Dal Ricordino conservato dalla TESTIMONE della Memoria Estelia Bacino rileviamo, da quanto riportato dallo storico Tipografo neivese, Abaldo che Nando si comportò eroicamente anche sotto un bombardamento. Sia pur ferito, caricò sulle spalle il più grave suo superiore e raggiunse    l'  Ospedale per fargli prestare le cure di cui necessitava. La propria ferita, a causa del grande sforzo effettuato nel trasportare l'amico, gli procurò il dissanguamento che lo condusse alla morte. Fu sepolto nel Cimitero di Clausthal Zellerfeld e tuttora le sue spoglie riposano lì.
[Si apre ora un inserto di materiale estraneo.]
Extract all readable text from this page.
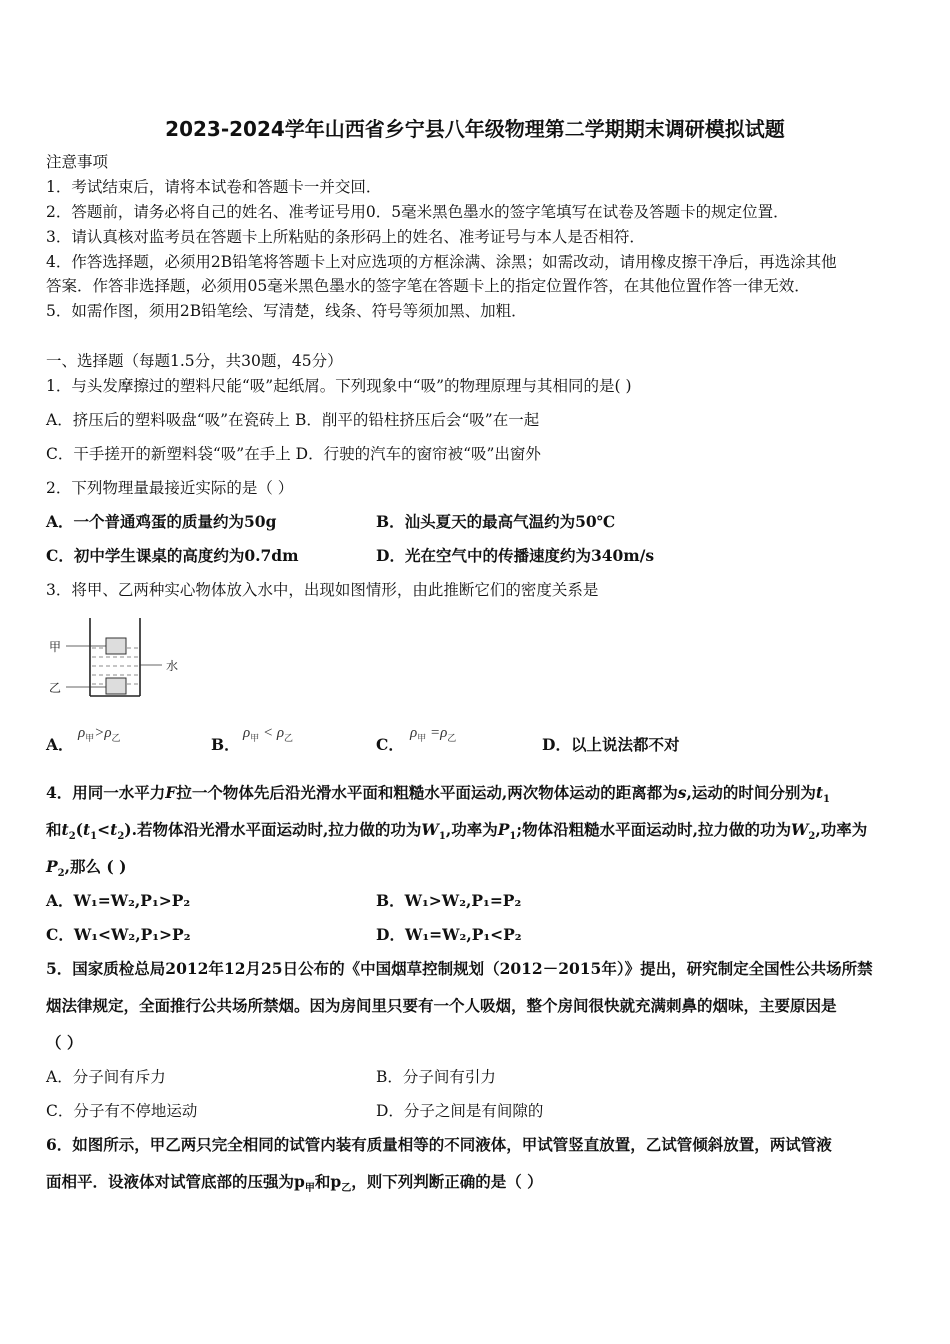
2023-2024学年山西省乡宁县八年级物理第二学期期末调研模拟试题
注意事项
1．考试结束后，请将本试卷和答题卡一并交回．
2．答题前，请务必将自己的姓名、准考证号用0．5毫米黑色墨水的签字笔填写在试卷及答题卡的规定位置．
3．请认真核对监考员在答题卡上所粘贴的条形码上的姓名、准考证号与本人是否相符．
4．作答选择题，必须用2B铅笔将答题卡上对应选项的方框涂满、涂黑；如需改动，请用橡皮擦干净后，再选涂其他
答案．作答非选择题，必须用05毫米黑色墨水的签字笔在答题卡上的指定位置作答，在其他位置作答一律无效．
5．如需作图，须用2B铅笔绘、写清楚，线条、符号等须加黑、加粗．
一、选择题（每题1.5分，共30题，45分）
1．与头发摩擦过的塑料尺能“吸”起纸屑。下列现象中“吸”的物理原理与其相同的是( )
A．挤压后的塑料吸盘“吸”在瓷砖上 B．削平的铅柱挤压后会“吸”在一起
C．干手搓开的新塑料袋“吸”在手上 D．行驶的汽车的窗帘被“吸”出窗外
2．下列物理量最接近实际的是（ ）
A．一个普通鸡蛋的质量约为50g	B．汕头夏天的最高气温约为50℃
C．初中学生课桌的高度约为0.7dm	D．光在空气中的传播速度约为340m/s
3．将甲、乙两种实心物体放入水中，出现如图情形，由此推断它们的密度关系是
甲
乙
水
A．
$\rho_甲>\rho_乙$	B．
$\rho_甲 < \rho_乙$	C．
$\rho_甲 =\rho_乙$	D．以上说法都不对
4．用同一水平力F拉一个物体先后沿光滑水平面和粗糙水平面运动,两次物体运动的距离都为s,运动的时间分别为$t_1$
和$t_2(t_1<t_2)$.若物体沿光滑水平面运动时,拉力做的功为$W_1$,功率为$P_1$;物体沿粗糙水平面运动时,拉力做的功为$W_2$,功率为
$P_2$,那么 ( )
A．W₁=W₂,P₁>P₂	B．W₁>W₂,P₁=P₂
C．W₁<W₂,P₁>P₂	D．W₁=W₂,P₁<P₂
5．国家质检总局2012年12月25日公布的《中国烟草控制规划（2012－2015年）》提出，研究制定全国性公共场所禁
烟法律规定，全面推行公共场所禁烟。因为房间里只要有一个人吸烟，整个房间很快就充满刺鼻的烟味，主要原因是
（ ）
A．分子间有斥力	B．分子间有引力
C．分子有不停地运动	D．分子之间是有间隙的
6．如图所示，甲乙两只完全相同的试管内装有质量相等的不同液体，甲试管竖直放置，乙试管倾斜放置，两试管液
面相平．设液体对试管底部的压强为$p_甲$和$p_乙$，则下列判断正确的是（ ）
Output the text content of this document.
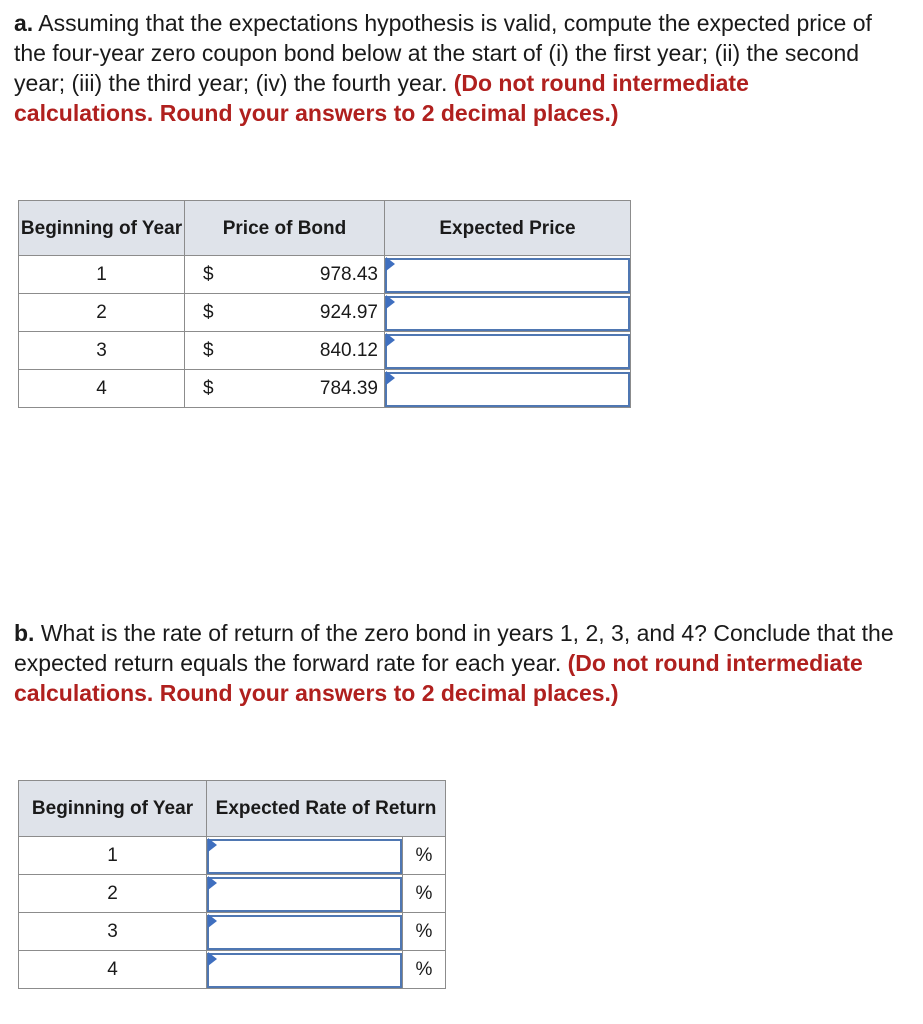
a. Assuming that the expectations hypothesis is valid, compute the expected price of the four-year zero coupon bond below at the start of (i) the first year; (ii) the second year; (iii) the third year; (iv) the fourth year. (Do not round intermediate calculations. Round your answers to 2 decimal places.)
Beginning of Year	Price of Bond	Expected Price
1	$ 978.43

2	$ 924.97

3	$ 840.12

4	$ 784.39

b. What is the rate of return of the zero bond in years 1, 2, 3, and 4? Conclude that the expected return equals the forward rate for each year. (Do not round intermediate calculations. Round your answers to 2 decimal places.)
Beginning of Year	Expected Rate of Return	
1		%
2		%
3		%
4		%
Papá Stefano e mamma Margherita raggiunsero i loro due figli   dopo una lunga vita di lavoro e senza neppure,a quanto ci risulta, la consolazione di una decorazione di  riconoscimento per il loro figliolo che sacrificò la vita in guerra. Lo Onoriamo con un RICORDO FORTE e gli dedicheremo una PIETRA DELLA MEMORIA affinché non si Dimentichi! RIPOSA IN PACE FERDINANDO CON TUA MAMMA PAPA' E SORELLA.

 

 

STORIA DEL 1° RGT "CAVALLERIA NIZZA"

.................Nel corso del secondo conflitto mondiale il reggimento ha operato sul fronte occidentale, in Jugoslavia e Francia, alcune sue aliquote in Tunisia. Nel 1942 il reggimento con i due gruppi squadroni montati a cavallo, facente parte della 2ª Divisione celere "Emanuele Filiberto Testa di Ferro", venne inviato quale truppa di occupazione in Francia. Il III Gruppo corazzato venne invece inviato in Nordafrica inquadrato nella divisione corazzata "Ariete". Nei mesi successivi alla sconfitta di El Alamein, il III Gruppo corazzato "Nizza" svolse anch'esso insieme alle unità motorizzate superstiti e a quelle nel frattempo affluite dall’Italia, compiti di protezione del ripiegamento delle fanterie verso la Tunisia, dove ha combattuto il 3 febbraio 1943 a Bir Soltane ed a Ksane Rhilane e nuovamente a Bir Soltane tra il 10 e il 20 marzo affrontando da solo l'attacco di una colonna neozelandese sino a quando, investito da ingenti forze corazzate, fu costretto a ripiegare.
Il Reggimento sorpreso dall'armistizio, mentre era in trasferimento sempre a cavallo dalla Francia verso l'Italia, fatto rientrare nella caserma di Torino su ordine del Comando di Piazza, viene catturato dai tedeschi.  Il IV Gruppo squadroni corazzato "Nizza", basato su due Squadroni misti, uno armato con carri leggeri L6/40 l'altro con autoblinde AB41 operò invece in Albania. Alla fine del 1943 viene costituito a Cava dei Tirreni lo Squadrone esplorante "Nizza Cavalleria" che prese parte, nel giugno del 1944, con il IX reparto d'assalto, alla liberazione dell'abitato di Cingoli, partecipando poi alla campagna per la liberazione dell'Italia, inquadrato nell'8ª Armata alleata, con il II Corpo polacco del generale Anders.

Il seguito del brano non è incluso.